Et des Esseintes sourit, regardant l'un des in-folios ouverts sur son pupitre de chapelle, pensant que le moment viendrait où un érudit préparerait pour la décadence de la langue française, un glossaire pareil à celui dans lequel le savant du Cange a noté les dernières balbuties, les derniers spasmes, les derniers éclats, de la langue latine râlant de vieillesse au fond des cloîtres.

C HAPITRE XV

Allumé comme un feu de paille, son enthousiasme pour le sustenteur tomba de même. D'abord engourdie, la dyspepsie nerveuse se réveilla; puis, cette échauffante essence de nourriture détermina une telle irritation dans ses entrailles que des Esseintes dut, au plus tôt, en cesser l'usage.

La maladie reprit sa marche; des phénomènes inconnus l'escortèrent. Après les cauchemars, les hallucinations de l'odorat, les troubles de la vue, la toux rèche, réglée de même qu'une horloge, les bruits des artères et du coeur et les suées froides, surgirent les illusions de l'ouïe, ces altérations qui ne se produisent que dans la dernière période du mal.

Rongé par une ardente fièvre, des Esseintes entendit subitement des murmures d'eau, des vols de guêpes, puis ces bruits se fondirent en un seul qui ressemblait au ronflement d'un tour; ce ronflement s'éclaircit, s'atténua et peu à peu se décida en un son argentin de cloche.

Alors, il sentit son cerveau délirant emporté dans des ondes musicales, roulé dans les tourbillons mystiques de son enfance. Les chants appris chez les jésuites reparurent, établissant par eux-mêmes, le pensionnat, la chapelle, où ils avaient retenti, répercutant leurs hallucinations aux organes olfactifs et visuels, les voilant de fumée d'encens et de ténèbres irradiées par des lueurs de vitraux, sous de hauts cintres.

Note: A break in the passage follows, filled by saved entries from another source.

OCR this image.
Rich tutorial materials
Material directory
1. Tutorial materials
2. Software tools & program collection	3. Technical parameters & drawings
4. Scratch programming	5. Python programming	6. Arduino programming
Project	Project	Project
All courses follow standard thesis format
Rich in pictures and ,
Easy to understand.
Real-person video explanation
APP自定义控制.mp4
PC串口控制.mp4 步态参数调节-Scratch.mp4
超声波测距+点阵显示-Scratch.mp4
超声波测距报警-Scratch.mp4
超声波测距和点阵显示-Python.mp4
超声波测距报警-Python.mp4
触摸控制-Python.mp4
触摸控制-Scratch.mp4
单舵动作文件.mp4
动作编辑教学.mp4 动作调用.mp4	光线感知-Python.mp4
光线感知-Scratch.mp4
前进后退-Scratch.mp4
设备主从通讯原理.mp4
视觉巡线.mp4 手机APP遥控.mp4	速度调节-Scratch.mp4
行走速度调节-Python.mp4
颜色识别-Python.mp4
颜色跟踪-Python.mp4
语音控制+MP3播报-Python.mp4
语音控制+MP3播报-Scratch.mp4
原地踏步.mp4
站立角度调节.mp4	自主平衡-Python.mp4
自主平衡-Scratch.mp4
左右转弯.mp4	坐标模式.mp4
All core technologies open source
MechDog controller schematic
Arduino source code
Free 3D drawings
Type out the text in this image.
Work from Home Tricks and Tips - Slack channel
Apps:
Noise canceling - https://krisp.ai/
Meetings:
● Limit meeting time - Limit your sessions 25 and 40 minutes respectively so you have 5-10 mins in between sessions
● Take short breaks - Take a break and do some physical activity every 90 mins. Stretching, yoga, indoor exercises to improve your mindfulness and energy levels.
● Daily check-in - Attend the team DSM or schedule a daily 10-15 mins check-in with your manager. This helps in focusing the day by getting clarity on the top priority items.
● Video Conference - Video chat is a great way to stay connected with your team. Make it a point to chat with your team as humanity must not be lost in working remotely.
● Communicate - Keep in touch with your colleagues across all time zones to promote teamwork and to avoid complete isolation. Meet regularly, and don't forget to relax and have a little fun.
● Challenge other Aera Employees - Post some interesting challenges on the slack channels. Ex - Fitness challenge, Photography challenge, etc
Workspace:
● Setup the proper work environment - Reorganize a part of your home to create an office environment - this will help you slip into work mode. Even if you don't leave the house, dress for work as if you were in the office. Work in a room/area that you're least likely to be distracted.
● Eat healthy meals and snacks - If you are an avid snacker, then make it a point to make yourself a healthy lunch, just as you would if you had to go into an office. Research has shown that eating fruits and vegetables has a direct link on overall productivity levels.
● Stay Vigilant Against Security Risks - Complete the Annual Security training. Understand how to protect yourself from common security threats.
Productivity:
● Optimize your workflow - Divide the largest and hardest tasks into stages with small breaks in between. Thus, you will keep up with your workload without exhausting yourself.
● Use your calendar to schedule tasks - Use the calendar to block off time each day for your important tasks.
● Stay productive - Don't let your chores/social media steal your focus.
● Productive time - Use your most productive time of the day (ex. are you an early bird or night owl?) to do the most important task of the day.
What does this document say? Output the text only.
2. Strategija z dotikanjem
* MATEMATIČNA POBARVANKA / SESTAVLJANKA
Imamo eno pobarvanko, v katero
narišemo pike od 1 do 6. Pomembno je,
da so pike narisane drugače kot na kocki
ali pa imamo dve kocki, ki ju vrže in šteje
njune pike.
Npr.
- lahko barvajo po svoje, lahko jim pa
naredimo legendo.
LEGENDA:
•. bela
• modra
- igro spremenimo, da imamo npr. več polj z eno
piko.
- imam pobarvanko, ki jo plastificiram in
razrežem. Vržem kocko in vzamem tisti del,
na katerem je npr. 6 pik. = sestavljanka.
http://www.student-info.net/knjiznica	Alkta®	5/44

Chez les Pères, les cérémonies religieuses se pratiquaient en grande pompe; un excellent organiste et une remarquable maîtrise faisaient de ces exercices spirituels un délice artistique profitable au culte. L'organiste était amoureux des vieux maîtres et, aux jours fériés, il célébrait des messes de Palestrina et d'Orlando Lasso, des psaumes de Marcello, des oratorios de Haendel, des motets de Sébastien Bach, exécutait de préférence aux molles et faciles compilations du père Lambillotte si en faveur auprès des prêtres, des «Laudi spirituali» du XVIe siècle dont la sacerdotale beauté avait mainte fois capté des Esseintes.